The complaint does not show that the assessment is not uniform or proportionate to the assessment of adjacent property, nor that, as compared with such property, the assessor has capriciously or arbitrarily determined the real and assessed value of appellant’s property. Neither does it allege that the valuation of $120,000 as made up in 1912 is not *253the reasonable cash value of the property. It is not a sufficient showing of arbitrariness or fraud to compare appellant’s property below Yesler way with the properties between Pike street and Yesler way, as to their rental values or the relation between their rental income and assessed valuation. Many proper considerations might determine the rental value of property on Second avenue between Yesler way and Pike street that do not enter into the rental value of property on Second avenue south, and the showing of such values of such properties is not a showing of actual or constructive fraud. We have held in Case v. San Juan County, 59 Wash. 222, 109 Pac. 809, and other cases, that, where there is a great disparity between the actual and assessed value, it is evidence of constructive fraud. But it does not seem to us that this rule is properly applicable here under appellant’s allegation that the assessor fixed the value of his building at $33,712, when its actual value did not exceed $30,000.

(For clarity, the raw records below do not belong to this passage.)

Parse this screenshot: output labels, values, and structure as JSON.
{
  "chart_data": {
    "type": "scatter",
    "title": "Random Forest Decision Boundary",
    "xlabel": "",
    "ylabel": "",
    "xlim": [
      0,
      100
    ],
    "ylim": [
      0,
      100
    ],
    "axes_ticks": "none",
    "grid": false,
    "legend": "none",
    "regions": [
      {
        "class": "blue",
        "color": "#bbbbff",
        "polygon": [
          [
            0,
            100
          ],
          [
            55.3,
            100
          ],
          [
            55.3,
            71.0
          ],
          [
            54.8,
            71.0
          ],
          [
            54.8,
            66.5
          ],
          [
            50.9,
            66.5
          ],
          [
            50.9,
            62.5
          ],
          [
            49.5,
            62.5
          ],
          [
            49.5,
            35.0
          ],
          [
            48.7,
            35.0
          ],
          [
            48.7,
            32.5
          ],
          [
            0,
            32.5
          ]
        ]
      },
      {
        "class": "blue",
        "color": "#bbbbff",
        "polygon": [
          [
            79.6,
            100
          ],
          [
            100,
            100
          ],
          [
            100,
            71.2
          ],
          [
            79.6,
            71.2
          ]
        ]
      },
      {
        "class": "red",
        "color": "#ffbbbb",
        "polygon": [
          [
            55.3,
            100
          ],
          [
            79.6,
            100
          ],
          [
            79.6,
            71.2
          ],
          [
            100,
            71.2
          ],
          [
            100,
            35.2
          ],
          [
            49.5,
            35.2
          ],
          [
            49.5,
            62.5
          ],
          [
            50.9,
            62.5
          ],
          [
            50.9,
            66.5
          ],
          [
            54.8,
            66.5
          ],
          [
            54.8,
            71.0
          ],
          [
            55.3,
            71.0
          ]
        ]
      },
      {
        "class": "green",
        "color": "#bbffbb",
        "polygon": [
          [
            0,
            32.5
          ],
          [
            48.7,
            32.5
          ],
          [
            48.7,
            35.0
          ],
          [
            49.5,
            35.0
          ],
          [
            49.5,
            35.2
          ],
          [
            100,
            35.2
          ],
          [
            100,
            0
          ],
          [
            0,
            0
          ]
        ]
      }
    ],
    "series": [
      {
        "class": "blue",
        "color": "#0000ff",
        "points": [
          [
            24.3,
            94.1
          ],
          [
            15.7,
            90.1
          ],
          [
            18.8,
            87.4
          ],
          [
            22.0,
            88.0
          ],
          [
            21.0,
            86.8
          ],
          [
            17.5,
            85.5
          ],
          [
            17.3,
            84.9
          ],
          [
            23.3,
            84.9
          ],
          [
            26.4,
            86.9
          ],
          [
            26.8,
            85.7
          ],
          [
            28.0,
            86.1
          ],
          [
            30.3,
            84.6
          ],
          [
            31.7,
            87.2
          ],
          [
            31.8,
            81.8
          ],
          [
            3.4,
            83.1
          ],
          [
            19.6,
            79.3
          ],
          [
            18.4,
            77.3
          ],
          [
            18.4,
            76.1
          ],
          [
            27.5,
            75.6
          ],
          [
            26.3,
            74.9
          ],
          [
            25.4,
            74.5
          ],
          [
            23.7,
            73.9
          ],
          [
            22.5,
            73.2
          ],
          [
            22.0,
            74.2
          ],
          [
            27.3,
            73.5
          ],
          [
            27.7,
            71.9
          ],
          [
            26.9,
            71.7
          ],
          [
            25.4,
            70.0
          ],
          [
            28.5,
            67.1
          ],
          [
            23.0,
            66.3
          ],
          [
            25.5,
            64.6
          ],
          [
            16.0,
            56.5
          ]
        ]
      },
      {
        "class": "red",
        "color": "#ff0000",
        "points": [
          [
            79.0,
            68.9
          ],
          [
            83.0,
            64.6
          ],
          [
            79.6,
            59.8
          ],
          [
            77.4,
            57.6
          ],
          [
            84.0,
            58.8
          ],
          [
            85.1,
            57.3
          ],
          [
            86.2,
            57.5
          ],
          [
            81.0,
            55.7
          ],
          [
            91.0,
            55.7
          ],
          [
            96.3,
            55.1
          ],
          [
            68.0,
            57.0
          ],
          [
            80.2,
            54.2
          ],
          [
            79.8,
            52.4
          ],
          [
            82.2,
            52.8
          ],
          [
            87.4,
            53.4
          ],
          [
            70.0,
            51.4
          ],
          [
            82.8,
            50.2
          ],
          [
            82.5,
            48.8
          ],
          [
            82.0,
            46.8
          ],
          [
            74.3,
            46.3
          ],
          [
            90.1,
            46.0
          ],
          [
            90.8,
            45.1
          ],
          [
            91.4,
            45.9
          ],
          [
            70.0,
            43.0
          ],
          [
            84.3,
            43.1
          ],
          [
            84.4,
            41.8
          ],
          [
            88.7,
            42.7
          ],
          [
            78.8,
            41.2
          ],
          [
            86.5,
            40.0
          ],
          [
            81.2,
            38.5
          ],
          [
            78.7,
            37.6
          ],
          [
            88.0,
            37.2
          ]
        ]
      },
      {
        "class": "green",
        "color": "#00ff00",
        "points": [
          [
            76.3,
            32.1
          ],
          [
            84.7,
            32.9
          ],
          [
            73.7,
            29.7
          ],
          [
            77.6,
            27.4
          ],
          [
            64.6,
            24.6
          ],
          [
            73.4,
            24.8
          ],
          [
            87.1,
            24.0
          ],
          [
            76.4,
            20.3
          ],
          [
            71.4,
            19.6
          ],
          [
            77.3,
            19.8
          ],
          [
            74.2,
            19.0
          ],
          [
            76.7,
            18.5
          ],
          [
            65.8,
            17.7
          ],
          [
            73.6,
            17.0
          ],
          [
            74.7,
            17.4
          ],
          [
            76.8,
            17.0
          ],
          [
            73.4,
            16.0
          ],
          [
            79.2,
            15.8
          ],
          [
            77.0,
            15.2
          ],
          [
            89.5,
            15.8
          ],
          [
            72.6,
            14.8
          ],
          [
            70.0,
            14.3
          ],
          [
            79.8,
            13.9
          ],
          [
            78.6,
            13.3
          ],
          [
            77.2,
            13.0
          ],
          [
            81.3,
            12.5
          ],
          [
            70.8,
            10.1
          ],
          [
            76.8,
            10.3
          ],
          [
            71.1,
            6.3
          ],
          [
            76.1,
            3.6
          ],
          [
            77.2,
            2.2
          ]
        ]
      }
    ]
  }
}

It was early held by this court in Andrews v. King County, 1 Wash. 46, 23 Pac. 409, 22 Am. St. 136, that courts of equity will not interfere to correct errors in judgment as to valuation, as “value is a matter of opinion, and when the law has provided officers upon whom the duty is imposed to make the valuation, it is the opinion of those officers to which the interests of the parties are referred.” And before it can be held that the valuation of the proper assessing officer is not conclusive, there must be some showing that the assessment is not the exercise of the assessor’s judgment, but is the result of a rule or system of valuation designed to operate unequally and to violate the fundamental principles upon which such assessment should be based. This may be done by either showing fraud and arbitrariness in fact, or by alleging conduct on the part of the assessor the effect of which would be fraud in law. When the assessor takes the property of any taxpayer and gives to it a value much greater in proportion to its real value than other like property of other taxpayers, such act is of itself fraud in law; but there is no showing in *254this complaint that such an act has been done. The complaint makes no attempt to compare the assessment of appellant with the assessment of other like property similarily situated, but makes its only comparison between the rental and assessed value of appellant’s property on Second avenue south and the rental and assessed value of property on Second avenue between Pike street and Yesler way, which is not like property similarily situated.

The complaint, in our opinion, fails to state a cause of action, and the judgment is affirmed.

Crow, C. J., Parker, Mount, and Fullerton, JJ., concur.